Spezialisierte Sicherheitskräfte stürmen das Gebäude, Helikopter kreisen über den Tatort. Augenzeugen berichten von weiteren Schießereien, aber Verletzte und Tote gibt es keine mehr. Am Nachmittag nehmen die Beamten Fouad L. fest. Der Tatverdächtige zeigt sich gegenüber den Ermittlern kooperationswillig.
Der Fall Fouad L. steht nicht allein. Die deutschen Medien begrenzen sich bei der Berichterstattung auf das Wesentliche. Dabei wäre eigentlich ein „rechtsextremer Hintergrund“ genau das, auf was sich die Medien sonst als erstes stürzen würden. Mag es am Migrationshintergrund hängen – oder der frappierenden Ähnlichkeit zu Hanau? Das Narrativ, dass es sich bei Tobias Rathjen um einen rechtsextremistischen Attentäter gehandelt hätte, darf offenbar nicht ins Wanken geraten – obwohl dessen psychotische Veranlagung für jeden, der sich mit dem Fall auch nur kurz beschäftigt hat, offensichtlich ist.
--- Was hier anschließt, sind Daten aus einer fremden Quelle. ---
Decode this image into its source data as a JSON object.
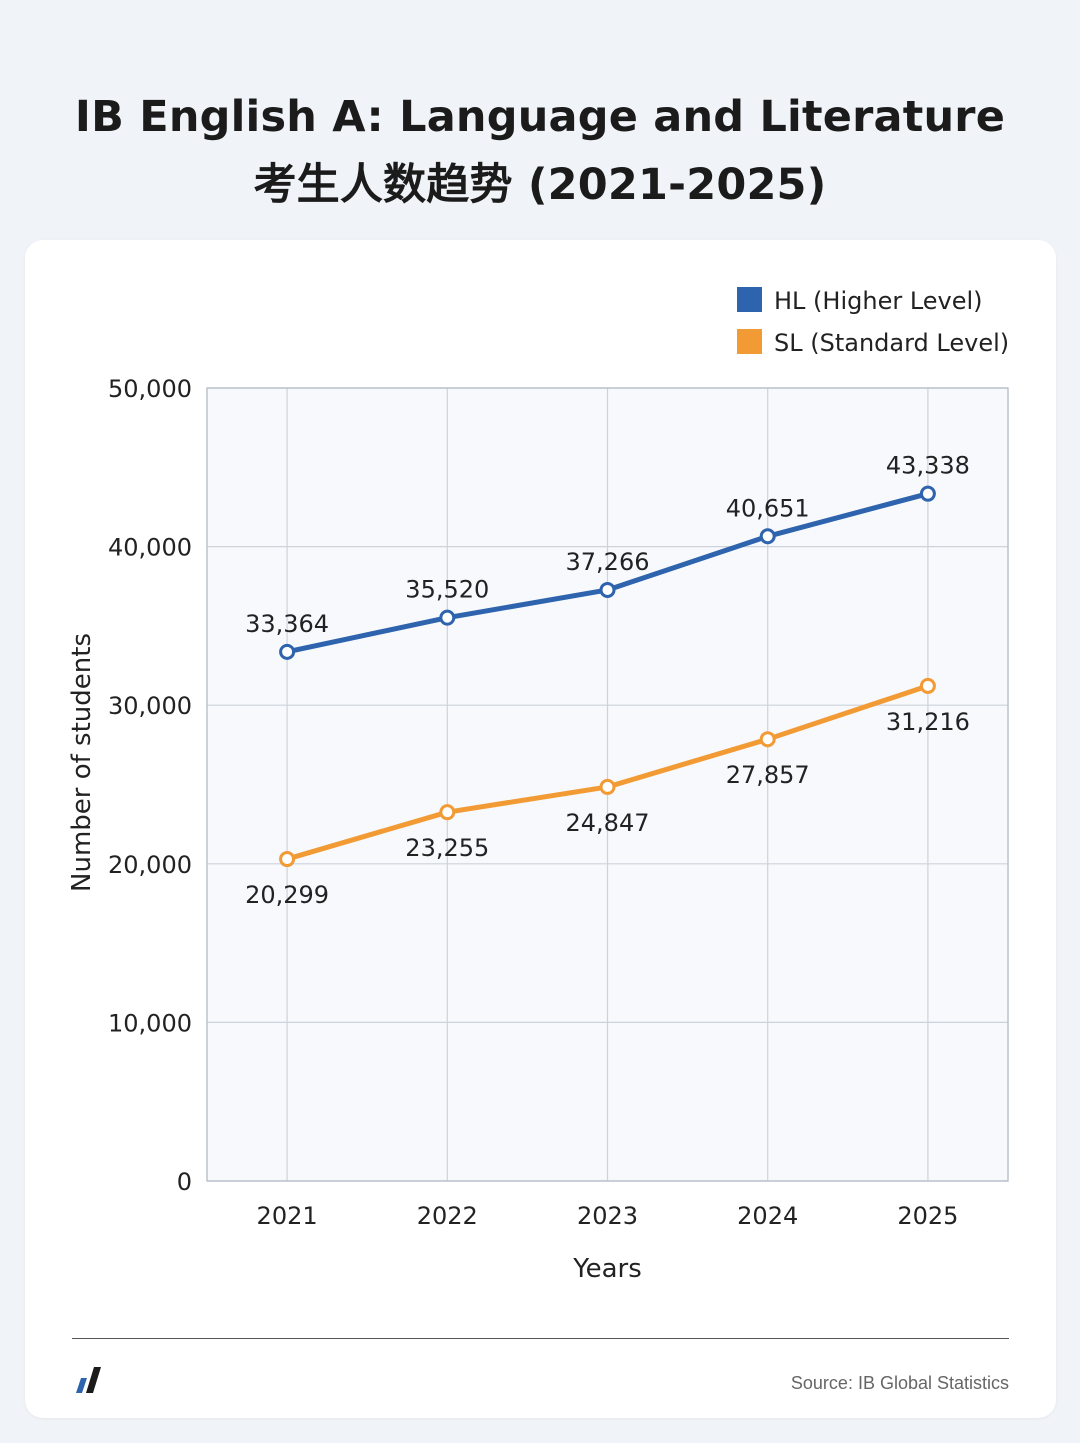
{
  "title": {
    "line1": "IB English A: Language and Literature",
    "line2": "考生人数趋势 (2021-2025)"
  },
  "chart_data": {
    "type": "line",
    "x": [
      "2021",
      "2022",
      "2023",
      "2024",
      "2025"
    ],
    "series": [
      {
        "name": "HL (Higher Level)",
        "color": "#2e63ad",
        "values": [
          33364,
          35520,
          37266,
          40651,
          43338
        ],
        "labels": [
          "33,364",
          "35,520",
          "37,266",
          "40,651",
          "43,338"
        ],
        "label_position": "above"
      },
      {
        "name": "SL (Standard Level)",
        "color": "#f29b35",
        "values": [
          20299,
          23255,
          24847,
          27857,
          31216
        ],
        "labels": [
          "20,299",
          "23,255",
          "24,847",
          "27,857",
          "31,216"
        ],
        "label_position": "below"
      }
    ],
    "xlabel": "Years",
    "ylabel": "Number of students",
    "ylim": [
      0,
      50000
    ],
    "yticks": [
      0,
      10000,
      20000,
      30000,
      40000,
      50000
    ],
    "ytick_labels": [
      "0",
      "10,000",
      "20,000",
      "30,000",
      "40,000",
      "50,000"
    ],
    "grid": true,
    "legend": "top-right"
  },
  "footer": {
    "source": "Source: IB Global Statistics",
    "logo_icon": "slash-logo-icon"
  }
}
Die Fälle psychisch gestörter junger Männer mit Amok-Absichten mehrt sich, aber ein psychologisch-medizinisches Problem soll weiterhin ideologisch verklärt werden.
Fouad L. bekundete, als Araber der „Herrenrasse“ anzugehören, äußerte sich antisemitisch und abfällig über Schwarze. Aber Fouad L. schoss auch mit einer Armbrust auf Karpfen und Tauben, misshandelte sein Kaninchen und quälte seinen Hundewelpen – und stand deswegen schon vor Gericht. Er lebte verwahrlost zwischen Tierexkrementen. Nach Informationen des Newsportals Rijnmond hielt er sich für ein verkanntes Genie, das schikaniert werde. Andere Menschen betrachtete er als rückständig. Anzeichen von Verfolgungswahn und Größenwahn ziehen sich durch bisher veröffentlichte Berichte. Wieder eine Parallele zu Rathjen, zu dessen Opfern nicht nur Menschen mit Migrationshintergrund, sondern auch die eigene Mutter zählte: das Gefühl, eine messianische Sonderstellung zu besitzen.
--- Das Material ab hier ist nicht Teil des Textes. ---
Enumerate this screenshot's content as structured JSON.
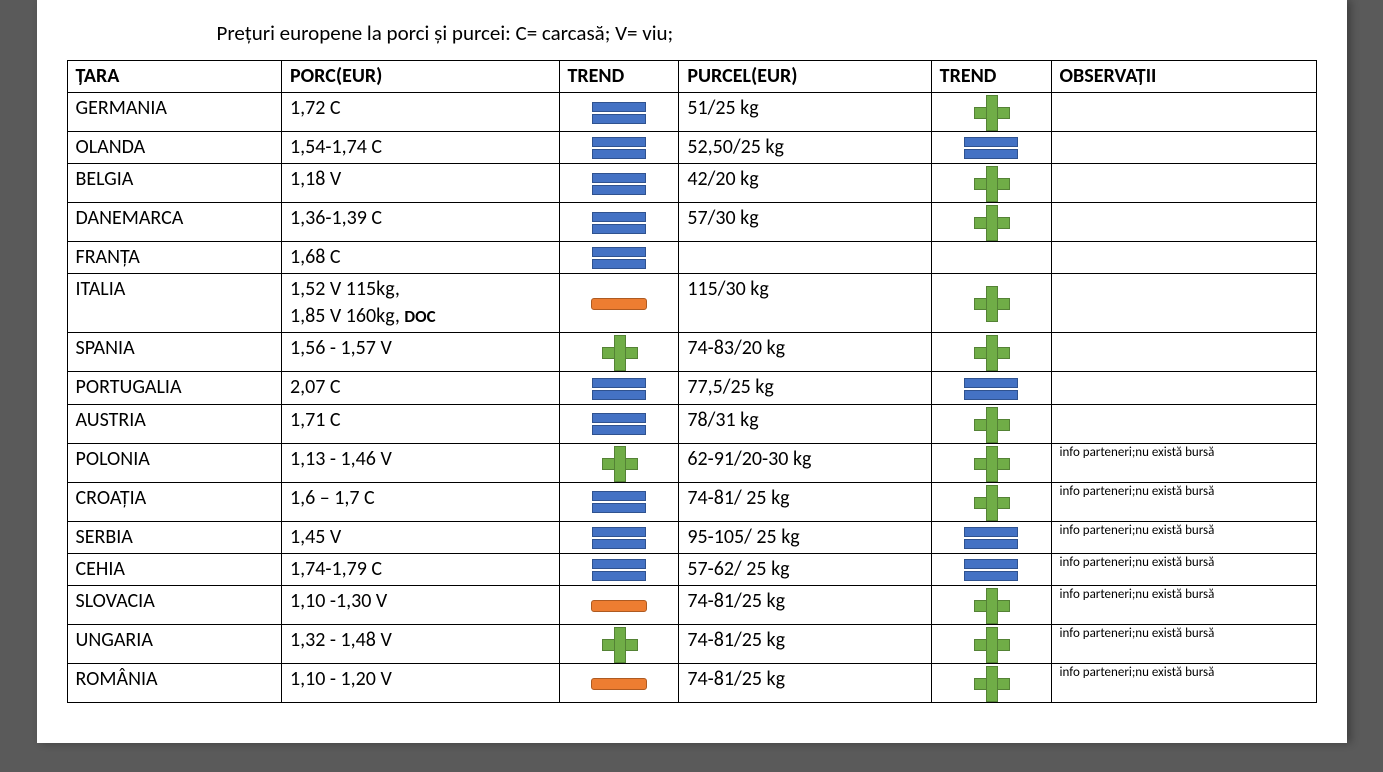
{
  "title": "Prețuri europene la porci și purcei: C= carcasă; V= viu;",
  "columns": [
    "ȚARA",
    "PORC(EUR)",
    "TREND",
    "PURCEL(EUR)",
    "TREND",
    "OBSERVAȚII"
  ],
  "rows": [
    {
      "tara": "GERMANIA",
      "porc": "1,72 C",
      "t1": "equal",
      "purcel": "51/25 kg",
      "t2": "plus",
      "obs": ""
    },
    {
      "tara": "OLANDA",
      "porc": "1,54-1,74 C",
      "t1": "equal",
      "purcel": "52,50/25 kg",
      "t2": "equal",
      "obs": ""
    },
    {
      "tara": "BELGIA",
      "porc": "1,18 V",
      "t1": "equal",
      "purcel": "42/20 kg",
      "t2": "plus",
      "obs": ""
    },
    {
      "tara": "DANEMARCA",
      "porc": "1,36-1,39 C",
      "t1": "equal",
      "purcel": "57/30 kg",
      "t2": "plus",
      "obs": ""
    },
    {
      "tara": "FRANȚA",
      "porc": "1,68 C",
      "t1": "equal",
      "purcel": "",
      "t2": "",
      "obs": ""
    },
    {
      "tara": "ITALIA",
      "porc": "1,52 V 115kg,\n1,85 V 160kg, DOC",
      "t1": "minus",
      "purcel": "115/30 kg",
      "t2": "plus",
      "obs": ""
    },
    {
      "tara": "SPANIA",
      "porc": "1,56 - 1,57 V",
      "t1": "plus",
      "purcel": "74-83/20 kg",
      "t2": "plus",
      "obs": ""
    },
    {
      "tara": "PORTUGALIA",
      "porc": "2,07 C",
      "t1": "equal",
      "purcel": "77,5/25 kg",
      "t2": "equal",
      "obs": ""
    },
    {
      "tara": "AUSTRIA",
      "porc": "1,71 C",
      "t1": "equal",
      "purcel": "78/31 kg",
      "t2": "plus",
      "obs": ""
    },
    {
      "tara": "POLONIA",
      "porc": "1,13 - 1,46 V",
      "t1": "plus",
      "purcel": "62-91/20-30 kg",
      "t2": "plus",
      "obs": "info parteneri;nu există bursă"
    },
    {
      "tara": "CROAȚIA",
      "porc": "1,6 – 1,7 C",
      "t1": "equal",
      "purcel": "74-81/ 25 kg",
      "t2": "plus",
      "obs": "info parteneri;nu există bursă"
    },
    {
      "tara": "SERBIA",
      "porc": "1,45 V",
      "t1": "equal",
      "purcel": "95-105/ 25 kg",
      "t2": "equal",
      "obs": "info parteneri;nu există bursă"
    },
    {
      "tara": "CEHIA",
      "porc": "1,74-1,79 C",
      "t1": "equal",
      "purcel": "57-62/ 25 kg",
      "t2": "equal",
      "obs": "info parteneri;nu există bursă"
    },
    {
      "tara": "SLOVACIA",
      "porc": "1,10 -1,30 V",
      "t1": "minus",
      "purcel": "74-81/25 kg",
      "t2": "plus",
      "obs": "info parteneri;nu există bursă"
    },
    {
      "tara": "UNGARIA",
      "porc": "1,32 - 1,48 V",
      "t1": "plus",
      "purcel": "74-81/25 kg",
      "t2": "plus",
      "obs": "info parteneri;nu există bursă"
    },
    {
      "tara": "ROMÂNIA",
      "porc": "1,10 - 1,20 V",
      "t1": "minus",
      "purcel": "74-81/25 kg",
      "t2": "plus",
      "obs": "info parteneri;nu există bursă"
    }
  ],
  "icon_colors": {
    "equal_fill": "#4472c4",
    "equal_border": "#2f528f",
    "plus_fill": "#70ad47",
    "plus_border": "#548235",
    "minus_fill": "#ed7d31",
    "minus_border": "#ae5a21"
  }
}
Auslandsmedien, die zuerst über einen „Neo-Nazi“ berichtet hatten, der die Klinik gestürmt habe, sind mittlerweile, da mehr über den Hintergrund des Täters bekannt wird, stiller geworden. Ansonsten hat man den Eindruck, dass neuerlich ein Fall schnell wieder aus den Schlagzeilen verschwinden soll, der nicht in das festgefügte Weltbild jener passt, die sonst anderen eben jene unterstellen. Denn weder war Fouad L. ein rechtsextremistischer Attentäter, noch war ein Islamist.
Vielmehr sind Rotterdam und Hanau Anzeichen eines anwachsenden Problems, das mit den Angeboten der modernen Welt einen toxischen Mix ermöglicht. Fouad L. hatte keine Freundin, keine Freunde und nur noch Bezug zu einer Welt, die halb von virtuellen Inhalten, halb von den eigenen Wahnvorstellungen beherrscht war. Auch dieses Mal wird die Möglichkeit vorbeiziehen, die Tat als das zu ermessen, was sie ist, und unter Etiketten wie „psychisch krank“ oder „rechtsextrem“ verschwinden – vielleicht, mit Glück, noch garniert mit dem Hinweis auf den „Incel“-Status. Wie ein psychisch Verwirrter Einzeltäter an eine Waffe kommt, wieso nach all den Auffälligkeiten und Vorstrafen nichts passierte – das bleibt neuerlich zweitrangig. Man macht es sich einfach. Wie immer.